A presença destes médicos ou enfermeiros nas consultas acaba por ajudar na tradução, mas é parca.

“Era extremamente importante (contar com estes profissionais de forma regular) na medida em que o Martim Moniz tem muita população do sul da Ásia e temos os profissionais de saúde com esse background cultural e linguístico, que poderiam ajudar imenso a melhorar a prestação de cuidados de saúde culturalmente mais sensíveis”, disse.

É o caso de Shipra Das, de 30 anos, e do marido Dabashin Das, 40 anos. A família do Bangladesh vive agora em Agualva-Cacém mas é na USF da Baixa que mantém o seu médico de família, ainda dos tempos em que vivia no bairro.

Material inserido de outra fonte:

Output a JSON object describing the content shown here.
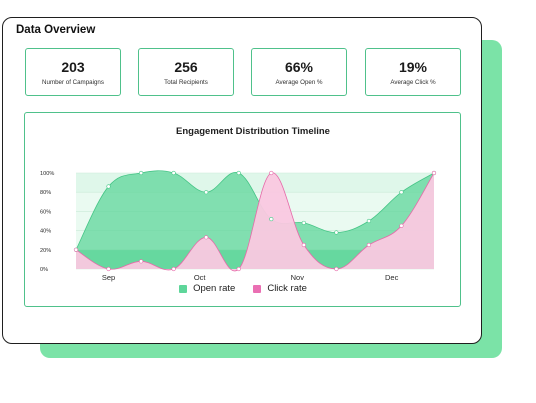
{
  "header": {
    "title": "Data Overview"
  },
  "stats": [
    {
      "value": "203",
      "label": "Number of Campaigns"
    },
    {
      "value": "256",
      "label": "Total Recipients"
    },
    {
      "value": "66%",
      "label": "Average Open %"
    },
    {
      "value": "19%",
      "label": "Average Click %"
    }
  ],
  "chart": {
    "title": "Engagement Distribution Timeline",
    "legend": [
      {
        "label": "Open rate",
        "color": "#5ed69a"
      },
      {
        "label": "Click rate",
        "color": "#ea6fb3"
      }
    ]
  },
  "chart_data": {
    "type": "area",
    "title": "Engagement Distribution Timeline",
    "xlabel": "",
    "ylabel": "",
    "x_tick_labels": [
      "Sep",
      "Oct",
      "Nov",
      "Dec"
    ],
    "y_tick_labels": [
      "100%",
      "80%",
      "60%",
      "40%",
      "20%",
      "0%"
    ],
    "ylim": [
      0,
      100
    ],
    "grid": true,
    "legend_position": "bottom",
    "x": [
      0,
      1,
      2,
      3,
      4,
      5,
      6,
      7,
      8,
      9,
      10,
      11
    ],
    "series": [
      {
        "name": "Open rate",
        "color": "#5ed69a",
        "values": [
          20,
          86,
          100,
          100,
          80,
          100,
          52,
          48,
          38,
          50,
          80,
          100
        ]
      },
      {
        "name": "Click rate",
        "color": "#ea6fb3",
        "values": [
          20,
          0,
          8,
          0,
          33,
          0,
          100,
          25,
          0,
          25,
          45,
          100
        ]
      }
    ]
  }
}
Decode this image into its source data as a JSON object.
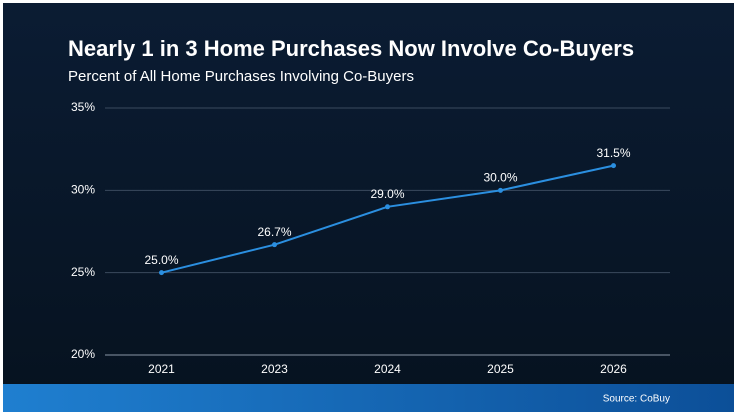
{
  "chart_data": {
    "type": "line",
    "title": "Nearly 1 in 3 Home Purchases Now Involve Co-Buyers",
    "subtitle": "Percent of All Home Purchases Involving Co-Buyers",
    "categories": [
      "2021",
      "2023",
      "2024",
      "2025",
      "2026"
    ],
    "values": [
      25.0,
      26.7,
      29.0,
      30.0,
      31.5
    ],
    "value_labels": [
      "25.0%",
      "26.7%",
      "29.0%",
      "30.0%",
      "31.5%"
    ],
    "color": "#2b8fe0",
    "ylim": [
      20,
      35
    ],
    "yticks": [
      {
        "value": 20,
        "label": "20%"
      },
      {
        "value": 25,
        "label": "25%"
      },
      {
        "value": 30,
        "label": "30%"
      },
      {
        "value": 35,
        "label": "35%"
      }
    ],
    "grid": true,
    "source": "Source: CoBuy"
  }
}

Dabashin fala inglês e um pouco de português. A mulher tenta comunicar, com dificuldades, em inglês.

A jovem mãe do Bangladesh chegou ao centro de saúde acompanhada pelo marido e pela filha. À Lusa disse que antes frequentava um outro centro de saúde onde ninguém falava inglês, tornando a comunicação impossível.

“Frequentar o outro centro de saúde era muito difícil para mim, porque ninguém falava inglês. Eu gosto deste aqui”, disse.

Também Dabashin Das diz gostar “de tudo” na USF da Baixa: “Aqui toda a gente fala inglês e português, nunca há problema. Gosto muito do meu médico. É muito boa pessoa, fala português e inglês e deu-me muitas informações uteis sobre serviço social para a minha mulher. Deu-me ótimas soluções”, disse Dabashin, que acabou a conversa a falar em inglês: “Cristiano is the best”.

A multiculturalidade da USF “traz imensos desafios a nível da prestação de cuidados, mas também torna a prática médica um bocado mais cosmopolita, mais europeia. Poderia estar numa grande cidade europeia a fazer perfeitamente este trabalho, em Londres ou em Bruxelas”, diz Cristiano Figueiredo.